Molecular adjuvants have been widely used in recent vaccine development due to their excellent ability to stimulate Toll Like Receptors (TLRs) and activate Antigen Presenting Cells (APCs). Nucleic acid based adjuvants such as double stranded RNA polyinsosinic:polycytidylic acid (poly(I:C)) and single strand DNA CpG Oligodexynucleotides (CpG ODNs) are molecular adjuvants that work by mimicking bacterial nucleic acids to stimulate TLRs (TLR-3 and TLR-9, respectively) located in APC endosomes. However, because of their large molecular weight and negative charged backbone, nucleic acid based adjuvants require an effective delivery vehicle to reach their desired site of action.

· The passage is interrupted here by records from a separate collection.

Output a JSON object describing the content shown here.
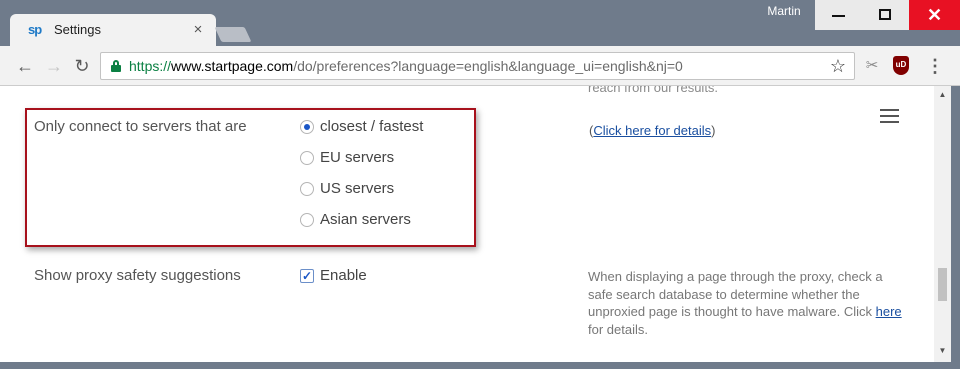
{
  "browser": {
    "tab": {
      "favicon_text": "sp",
      "title": "Settings",
      "close_glyph": "×"
    },
    "user_name": "Martin",
    "window_controls": {
      "close_glyph": "✕"
    },
    "toolbar": {
      "back_glyph": "←",
      "forward_glyph": "→",
      "reload_glyph": "↻",
      "url_scheme": "https://",
      "url_host": "www.startpage.com",
      "url_path": "/do/preferences?language=english&language_ui=english&nj=0",
      "star_glyph": "☆",
      "scissors_glyph": "✂",
      "ublock_text": "uD",
      "menu_glyph": "⋮"
    }
  },
  "page": {
    "cutoff_text": "reach from our results.",
    "server_setting": {
      "label": "Only connect to servers that are",
      "options": [
        {
          "label": "closest / fastest",
          "checked": true
        },
        {
          "label": "EU servers",
          "checked": false
        },
        {
          "label": "US servers",
          "checked": false
        },
        {
          "label": "Asian servers",
          "checked": false
        }
      ],
      "details_prefix": "(",
      "details_link": "Click here for details",
      "details_suffix": ")"
    },
    "proxy_setting": {
      "label": "Show proxy safety suggestions",
      "checkbox_label": "Enable",
      "checked": true,
      "description_text": "When displaying a page through the proxy, check a safe search database to determine whether the unproxied page is thought to have malware. Click",
      "description_link": "here",
      "description_suffix": "for details."
    }
  },
  "colors": {
    "highlight_border": "#a7111c",
    "link": "#1a4fa0",
    "secure_green": "#0b8043",
    "close_red": "#e81123"
  },
  "icons": [
    "back-icon",
    "forward-icon",
    "reload-icon",
    "lock-icon",
    "star-icon",
    "scissors-icon",
    "ublock-icon",
    "menu-icon",
    "hamburger-icon"
  ]
}
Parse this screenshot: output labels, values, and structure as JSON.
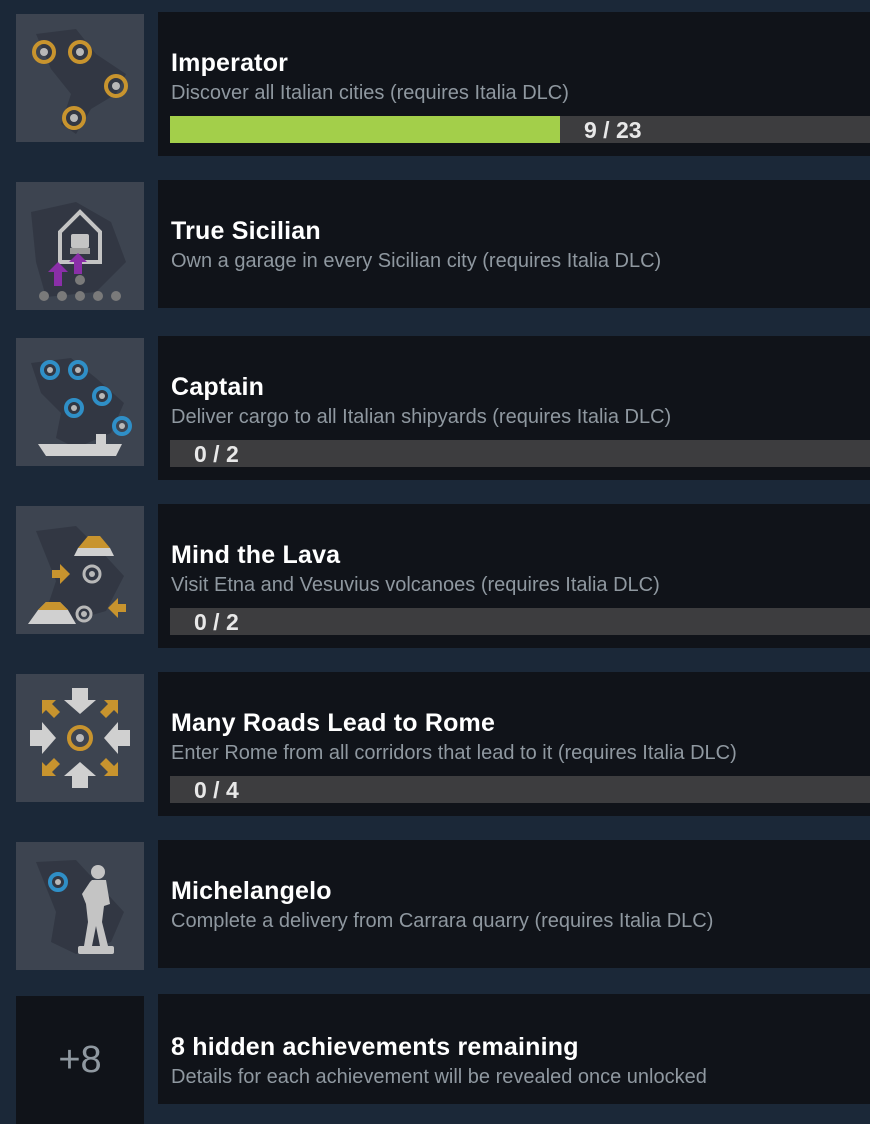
{
  "achievements": [
    {
      "title": "Imperator",
      "description": "Discover all Italian cities (requires Italia DLC)",
      "progress_text": "9 / 23",
      "progress": 0.39,
      "icon": "italy-cities-icon"
    },
    {
      "title": "True Sicilian",
      "description": "Own a garage in every Sicilian city (requires Italia DLC)",
      "icon": "garage-icon"
    },
    {
      "title": "Captain",
      "description": "Deliver cargo to all Italian shipyards (requires Italia DLC)",
      "progress_text": "0 / 2",
      "progress": 0,
      "icon": "shipyard-icon"
    },
    {
      "title": "Mind the Lava",
      "description": "Visit Etna and Vesuvius volcanoes (requires Italia DLC)",
      "progress_text": "0 / 2",
      "progress": 0,
      "icon": "volcano-icon"
    },
    {
      "title": "Many Roads Lead to Rome",
      "description": "Enter Rome from all corridors that lead to it (requires Italia DLC)",
      "progress_text": "0 / 4",
      "progress": 0,
      "icon": "roads-to-rome-icon"
    },
    {
      "title": "Michelangelo",
      "description": "Complete a delivery from Carrara quarry (requires Italia DLC)",
      "icon": "statue-icon"
    }
  ],
  "hidden": {
    "count_label": "+8",
    "title": "8 hidden achievements remaining",
    "description": "Details for each achievement will be revealed once unlocked"
  },
  "colors": {
    "background": "#1b2838",
    "panel": "#101319",
    "progress_fill": "#a3cf4a",
    "progress_track": "#3d3d3f",
    "icon_gold": "#c8942e",
    "icon_blue": "#2f8fc7",
    "icon_purple": "#8a2fa8"
  }
}
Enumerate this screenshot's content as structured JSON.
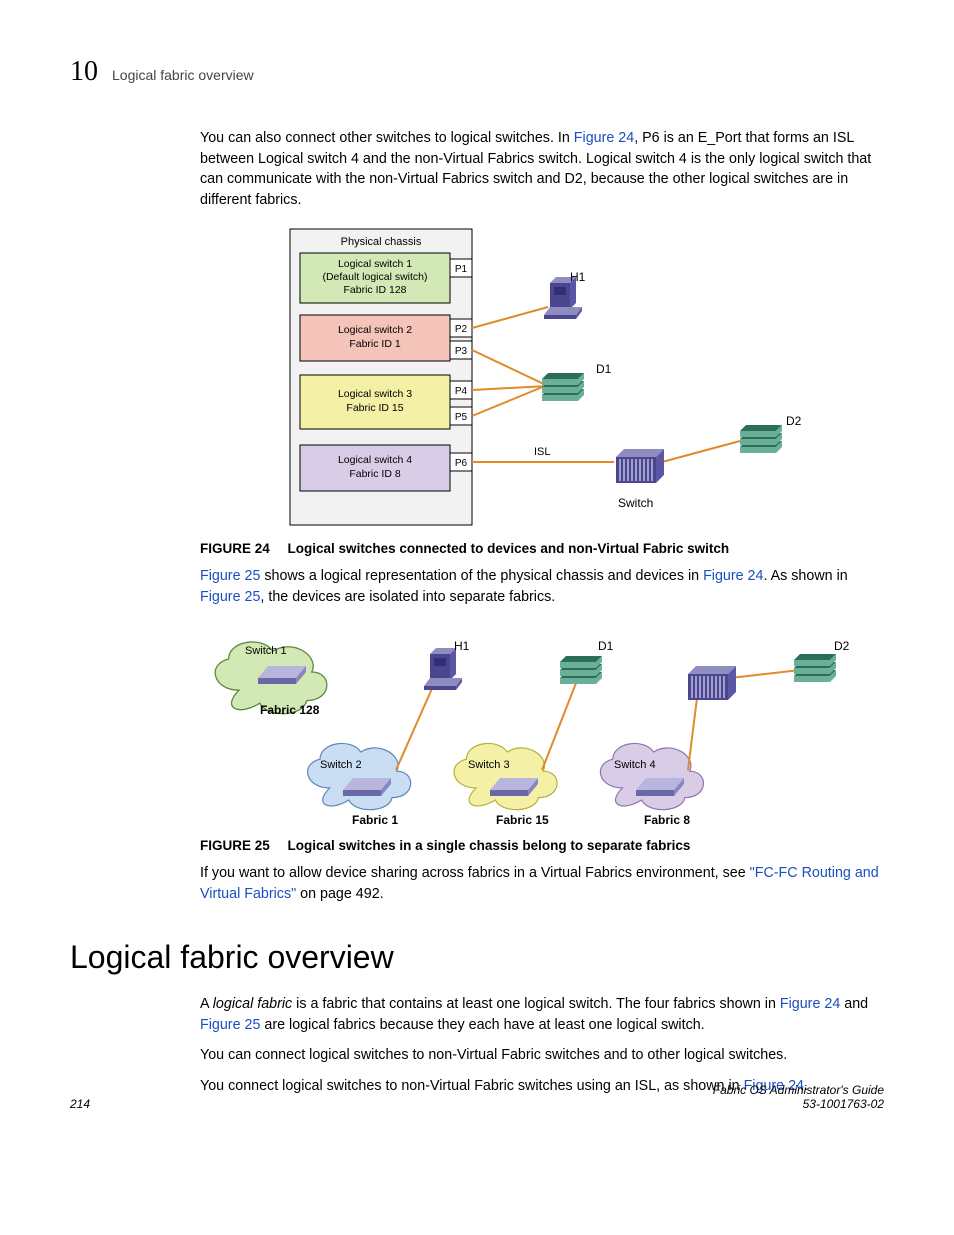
{
  "header": {
    "chapter_number": "10",
    "title": "Logical fabric overview"
  },
  "para1": {
    "t1": "You can also connect other switches to logical switches. In ",
    "link1": "Figure 24",
    "t2": ", P6 is an E_Port that forms an ISL between Logical switch 4 and the non-Virtual Fabrics switch. Logical switch 4 is the only logical switch that can communicate with the non-Virtual Fabrics switch and D2, because the other logical switches are in different fabrics."
  },
  "fig24": {
    "label": "FIGURE 24",
    "caption": "Logical switches connected to devices and non-Virtual Fabric switch",
    "chassis_title": "Physical chassis",
    "ls1_l1": "Logical switch 1",
    "ls1_l2": "(Default logical switch)",
    "ls1_l3": "Fabric ID 128",
    "ls2_l1": "Logical switch 2",
    "ls2_l2": "Fabric ID 1",
    "ls3_l1": "Logical switch 3",
    "ls3_l2": "Fabric ID 15",
    "ls4_l1": "Logical switch 4",
    "ls4_l2": "Fabric ID 8",
    "p1": "P1",
    "p2": "P2",
    "p3": "P3",
    "p4": "P4",
    "p5": "P5",
    "p6": "P6",
    "h1": "H1",
    "d1": "D1",
    "d2": "D2",
    "isl": "ISL",
    "switch": "Switch"
  },
  "para2": {
    "link1": "Figure 25",
    "t1": " shows a logical representation of the physical chassis and devices in ",
    "link2": "Figure 24",
    "t2": ". As shown in ",
    "link3": "Figure 25",
    "t3": ", the devices are isolated into separate fabrics."
  },
  "fig25": {
    "label": "FIGURE 25",
    "caption": "Logical switches in a single chassis belong to separate fabrics",
    "sw1": "Switch 1",
    "sw2": "Switch 2",
    "sw3": "Switch 3",
    "sw4": "Switch 4",
    "h1": "H1",
    "d1": "D1",
    "d2": "D2",
    "f128": "Fabric 128",
    "f1": "Fabric 1",
    "f15": "Fabric 15",
    "f8": "Fabric 8"
  },
  "para3": {
    "t1": "If you want to allow device sharing across fabrics in a Virtual Fabrics environment, see ",
    "link1": "\"FC-FC Routing and Virtual Fabrics\"",
    "t2": " on page 492."
  },
  "heading": "Logical fabric overview",
  "para4": {
    "t1": "A ",
    "em": "logical fabric",
    "t2": " is a fabric that contains at least one logical switch. The four fabrics shown in ",
    "link1": "Figure 24",
    "t3": " and ",
    "link2": "Figure 25",
    "t4": " are logical fabrics because they each have at least one logical switch."
  },
  "para5": "You can connect logical switches to non-Virtual Fabric switches and to other logical switches.",
  "para6": {
    "t1": "You connect logical switches to non-Virtual Fabric switches using an ISL, as shown in ",
    "link1": "Figure 24",
    "t2": "."
  },
  "footer": {
    "page": "214",
    "book": "Fabric OS Administrator's Guide",
    "docnum": "53-1001763-02"
  },
  "colors": {
    "ls_green": "#d3e9b5",
    "ls_pink": "#f4c3b9",
    "ls_yellow": "#f4f0a5",
    "ls_lilac": "#d9cce6",
    "cloud_pink": "#f4c3b9",
    "cloud_blue": "#c9def2",
    "cloud_yellow": "#f4f0a5",
    "cloud_lilac": "#d9cce6",
    "teal_dark": "#2d6e5a",
    "teal_light": "#6ab096",
    "purple_dark": "#4a4790",
    "purple_light": "#8f8cc0",
    "orange": "#e28a2a"
  }
}
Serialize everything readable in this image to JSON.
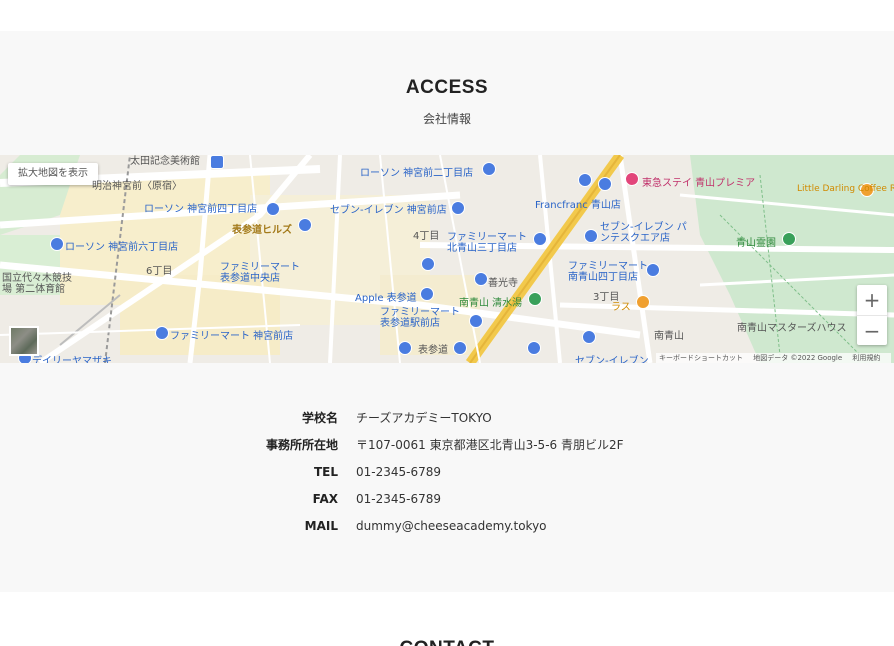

Peptide amphilphiles (PAs) are a class of diblock biomaterials comprised of hydrophilic peptide(s) conjugated with hydrophobic lipid(s) which self-assemble into peptide amphiphile micelles (PAMs) in water. PAMs have been recently studied for subunit vaccine applications and have shown considerable promise in both prophylactic pathogenic vaccine and therapeutic cancer vaccine studies. For this study, instead of making traditional diblock PAs, we added a third block, oligo(lysine), on the other side of the hydrophobic lipid. When these novel triblock PAs self-assemble, this cationic oligo(lysine) block is exposed yielding cationic PAMs (Cat-PAMs). Due to their significant positive surface charge, Cat-PAMs can readily complex with negatively charged nucleic acid based adjuvants due to electrostatic interactions. Cellular experiments utilizing these micelles show they can effectively deliver nucleic based adjuvants to the endosome of APCs which induces stronger immune responses in vitro and in vivo than conventional vaccine formulations.